Шеп тер, смывал, ополаскивал, стараясь удалить пятна крови, и делал это так, словно не испытывает никакого раздражения. Конечно, никаких проблем, просто еще один момент, когда приходится притворяться.
– Очень надеюсь, что все это пройдет, когда закончится курс лечения, – добавила она. – Я же не смогу держать ювелирную пилу, если не буду чувствовать рук.
– Насколько я понял, единственный специальный эффект, который может остаться, – это озноб.
– Извини, что ты сказал? Он стал говорить громче.
– Я сказал, что насколько я по…
– Шепард, я пошутила.
Разумеется, она пошутила. Он все время забывал, что Глинис – все еще Глинис – так любимая Погачником тавтология – и он не должен обращаться с ней как с ребенком. Однако следующая его фраза была очень в духе заботливых родителей и внушала неловкость, пробуждала пугающее чувство соучастия, которое возникло у него при первом посещении доктора Нокса.
– Тебе лучше относиться ко всему как к временным неудобствам, – сказал он. – Я понимаю, тебе кажется, что это самые сложные девять месяцев твоей жизни, но надо помнить, что и невропатия, и боли, и сыпь – все это закончится после курса лекарств. Старайся думать о счастливом конце.
– Все, что я могу сказать, – если это значит, что я нетерпима к этому «Лифту в Манхэттен», то уж и не знаю, что значит быть терпимой.
«Лифт в Манхэттен» – это, разумеется, курс алимты и цисплатина. Проявление бунтарского темперамента помогало его жене не только развлекаться и получать удовольствие, но и давало некоторое ощущение власти. Фармацевтические компании задумались бы о названиях своих лекарственных препаратов, услышь они, как она их высмеивала: «Эменд» (Аминь), «Ативан» (Этаон), «Максидекс» (Максидиск). Глинис обладала талантом перефразировать слова, находить интересное и смешное, впрочем, вполне безобидное в самом заурядном: лоразепам был превращен в сладкий марципан, домперидон в Дом Периньон, лансопразол в лэймси дивей, похоже на песенку сороковых годов. Все эти лекарства были необходимы, чтобы уменьшить «специальные эффекты» химии, у них, в свою очередь, также имелись «специальные эффекты», которые требовали новых лекарств, с еще более сильными «специфическими эффектами», таким образом, количество таблеток, принимаемых Глинис, могло увеличиваться до бесконечности.
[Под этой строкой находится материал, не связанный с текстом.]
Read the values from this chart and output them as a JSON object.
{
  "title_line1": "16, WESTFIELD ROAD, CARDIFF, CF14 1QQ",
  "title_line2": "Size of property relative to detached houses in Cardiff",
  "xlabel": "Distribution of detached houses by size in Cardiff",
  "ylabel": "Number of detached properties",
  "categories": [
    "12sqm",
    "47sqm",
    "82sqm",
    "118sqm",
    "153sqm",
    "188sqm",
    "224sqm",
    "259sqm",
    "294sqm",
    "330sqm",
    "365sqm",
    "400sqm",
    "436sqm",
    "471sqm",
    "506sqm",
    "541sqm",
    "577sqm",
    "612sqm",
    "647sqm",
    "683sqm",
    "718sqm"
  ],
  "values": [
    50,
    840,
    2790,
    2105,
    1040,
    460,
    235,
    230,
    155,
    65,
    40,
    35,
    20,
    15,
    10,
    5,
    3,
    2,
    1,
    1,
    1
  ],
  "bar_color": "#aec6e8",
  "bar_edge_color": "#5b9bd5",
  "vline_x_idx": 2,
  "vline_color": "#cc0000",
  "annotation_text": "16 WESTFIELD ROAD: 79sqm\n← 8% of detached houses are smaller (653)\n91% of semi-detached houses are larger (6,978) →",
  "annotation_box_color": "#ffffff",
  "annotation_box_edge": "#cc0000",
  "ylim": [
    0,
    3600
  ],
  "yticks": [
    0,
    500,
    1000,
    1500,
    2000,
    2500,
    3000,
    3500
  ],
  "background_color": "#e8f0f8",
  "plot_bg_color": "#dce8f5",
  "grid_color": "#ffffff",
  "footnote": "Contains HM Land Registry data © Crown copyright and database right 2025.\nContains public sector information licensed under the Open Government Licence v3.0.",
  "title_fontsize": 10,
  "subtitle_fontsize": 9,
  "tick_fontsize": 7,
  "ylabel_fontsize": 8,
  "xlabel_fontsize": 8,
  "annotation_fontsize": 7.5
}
К сожалению, прозвища, которые она придумывала, не могли спасти ее тело от того, во что оно превратилось: по выражению самой Глинис, в «свалку токсичных отходов».
– По крайней мере, бессонница должна пройти через пару дней, – заметил Шеп. – Многие люди мучаются неделями.
– Да уж, я счастливая.
Шеп поднес кардиган к свету. На нем все еще виднелись розоватые пятна. Надо завтра в обеденный перерыв отвезти его в химчистку. Через три часа уже пора вставать, хотя процедура предполагает, что сначала следует лечь, что вряд ли получится.
– Тебе удалось сегодня поговорить с мамой или опять общалась с ее автоответчиком?
– Нет, я с ней не разговаривала. Да и зачем? Что мне сказать? Да, я приняла фолиевую кислоту и птеродактиля? – Шеп с трудом вспомнил, что так она называла пиридоксин. – Со мной ничего не происходит. Я занята лишь тем, что смотрю телевизор. Мы даже о погоде не можем поговорить. Какая погода, если я не выхожу из дому. Мы больше не можем обсуждать по полчаса, что я ела.
– Следует понимать, что этого мало.
– Не начинай.
– А я и не прекращал.
Шеп достал сушилку и аккуратно расправил свитер, чтобы он не деформировался. Поднявшись наверх, он промыл тряпки и занялся следами крови на ковре. Однако ему удалось лишь превратить маленькие темные пятнышки в огромные розовые круги. Он надеялся, что со временем сможет привести ковер в порядок, используя средства для интенсивной очистки. Сейчас лучше подумать о том, что владелец квартиры может вычесть из суммы депозита стоимость испорченного ковра. Проклятье, надо будет потом посыпать пятна солью. В нем появилось новое, более значительное и яркое, что должно было беспокоить гораздо больше: апатия. По большому счету, его совершенно не волновал ковер. Его не волновала сумма депозита. Пятна на ковре не вызывали никаких эмоций, как и замоченная в раковине ветошь. Он явственно ощущал нарастающую внутреннюю свободу. И выражение его лица не изменится в конце этой виртуальной игры из-за осознания, что нет предела количеству вещей, до которых ему нет дела.
Вернувшись в кухню, он осторожно коснулся неоконченной темы.